John Marino, PhD, Leader, Biomolecular Structure & Function Group at the National Institute of Standards and Technology (NIST)
Dr. Marino is the leader of the NIST Biomolecular Structure & Function Group and Co-Director of the Institute for Bioscience and Biotechnology Research (IBBR), a joint research institute of the University of Maryland and NIST, in Rockville, Maryland. Dr. Marino joined NIST in 1997 as a Research Chemist and was appointed Adjunct Professor at the University of Maryland. Prior to coming to NIST, Dr. Marino completed a Ph.D. in Chemistry from Yale University in 1995 and an A.B in Chemistry from Princeton University in 1989. After his PhD, he held an Alexander von Humboldt post-doctoral fellowship for two years at the Goethe Universität in Frankfurt, Germany. Dr.

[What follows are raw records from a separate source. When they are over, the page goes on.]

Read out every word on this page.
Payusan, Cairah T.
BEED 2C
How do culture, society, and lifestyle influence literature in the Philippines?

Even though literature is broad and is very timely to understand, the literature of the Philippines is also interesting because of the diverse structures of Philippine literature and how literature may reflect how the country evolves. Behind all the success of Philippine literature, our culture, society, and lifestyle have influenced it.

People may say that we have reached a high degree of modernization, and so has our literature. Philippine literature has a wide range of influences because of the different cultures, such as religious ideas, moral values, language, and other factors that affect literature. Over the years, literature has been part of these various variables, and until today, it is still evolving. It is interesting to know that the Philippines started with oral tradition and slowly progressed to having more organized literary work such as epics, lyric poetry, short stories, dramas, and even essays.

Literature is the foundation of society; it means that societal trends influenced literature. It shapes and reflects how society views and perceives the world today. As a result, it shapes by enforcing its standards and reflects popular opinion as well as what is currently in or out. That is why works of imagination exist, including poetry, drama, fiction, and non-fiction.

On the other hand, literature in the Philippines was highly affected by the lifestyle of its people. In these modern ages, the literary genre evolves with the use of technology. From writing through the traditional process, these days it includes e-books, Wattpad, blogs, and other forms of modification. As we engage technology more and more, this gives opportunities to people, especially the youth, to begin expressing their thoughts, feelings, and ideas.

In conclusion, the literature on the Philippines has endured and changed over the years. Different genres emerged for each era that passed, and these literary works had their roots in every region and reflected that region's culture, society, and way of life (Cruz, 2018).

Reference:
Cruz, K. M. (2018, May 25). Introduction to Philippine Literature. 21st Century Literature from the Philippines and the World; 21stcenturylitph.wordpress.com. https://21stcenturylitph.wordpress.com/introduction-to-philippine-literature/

Marino’s current research focuses on precision measurement of biomolecular structure and dynamics, with a focus on NMR techniques for characterization of the higher-order-structure (HOS) of biotherapeutics.
Developing NMR as a Precision Tool for Assessment of Biotherapeutic Structure
Protein therapeutics are a highly successful class of drugs that are currently used to treat a number of serious and life-threatening conditions such as cancer, autoimmune disorders, and infectious diseases including COVID-19. These therapeutics have numerous critical quality attributes (CQA) that must be evaluated to ensure safety and efficacy, including that they must adopt and retain the correct structural fold without forming unintended aggregates. The entirety of structural elements from primary sequence to quaternary interactions is termed by the industry as the ‘higher order structure’ (HOS) of the therapeutic, and the development of analytical techniques for HOS characterization throughout the lifecycle of a protein therapeutic, from development to manufacture, has therefore emerged as a major priority in the pharmaceutical industry. To address this measurement gap, our group has developed, demonstrated, and optimized one-dimensional (1D) and two-dimensional (2D) nuclear magnetic resonance (NMR) spectroscopy methods as robust and fit-for-purpose approaches for spectral ‘fingerprinting’ the HOS of protein therapeutics and their formulations. To utilize these NMR fingerprints in HOS decision making, I will describe how principal component analysis (PCA) with quantitative similarity assessment using PC Euclidean distance and cluster confidence surface overlap can be employed for automated and quantitative classification of one-dimensional (1D) diffusion-edited 1H spectra and 2D 1H-13C methyl spectra as demonstrated using measurements on an IgG1k NIST reference mAb (NISTmAb), and mAbs from biopharma partners. Since this classification approach can be performed without the need to identify signals, results suggest that it is possible to use even more efficient measurement strategies that do not produce spectra that can be analyzed visually, but nevertheless allow useful decision-making that can be timely, objective and automated.